A few days ago I posted on the local "nextdoor" website: "I need, as my son said, 'a man with a shovel' to divert the water on my driveway to the side ditches. Any ideas?"
I probably should have added that this was a paying job, though I thought it was obvious.
Someone named Amy Templeton, whom I don't know, responded: "Can't your son do it? I see so many women out here expecting the neighbors to bail them out. If you can't handle rural property, or do it yourself please go back to the city."
How astonishing.
(1) My son lives in another state.
(2) I am 80 years old. Am I expected to dig ditches?
(3) I have lived on this property for 50 years. (I built my own house, too, if that is a relevant fact.)
(4) I didn't come from the city.

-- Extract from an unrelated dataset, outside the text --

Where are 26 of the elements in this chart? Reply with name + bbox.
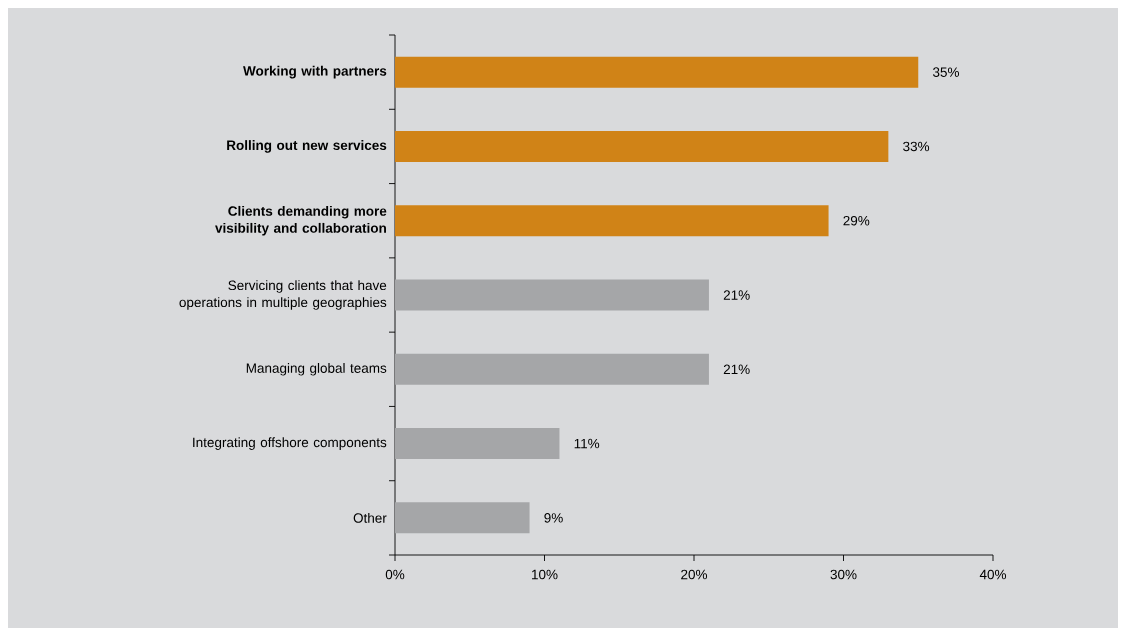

The only time I have "lived" in a city was when I was at college in Nashville, Tennessee, where I lived on campus and seldom went into town, and again in graduate school in Eugene, Oregon, again more on campus than in town.
(5) Why would this writer assume that I wouldn't pay my helper?
However, it is beside the point that Amy Templeton had no idea of those facts, as she couldn't be expected to know them. The point is how rude it was to attack me—any person—in such a way.
I was taught as a child to treat all people with respect—and, for my parents, that included Black people, which was not always the case in the South, where I grew up (in the boondocks, by the way, Amy, not in the city). I am grateful for that upbringing. I wonder why Amy wasn't taught the same thing. Is she of a generation that weren't taught to be polite? Did she have a harsh upbringing that left her bitter and resentful? Or has a general air of incivility, disrespect, and permission to attack people you don't know permeated so deeply into our society that it touches even those of us who don't live that way?
Your request in Next Door is in perfect Diana Coogle voice and style recognizable by most who've lived around here any amount of time. I hope Amy Templeton took to heart something essential about respect.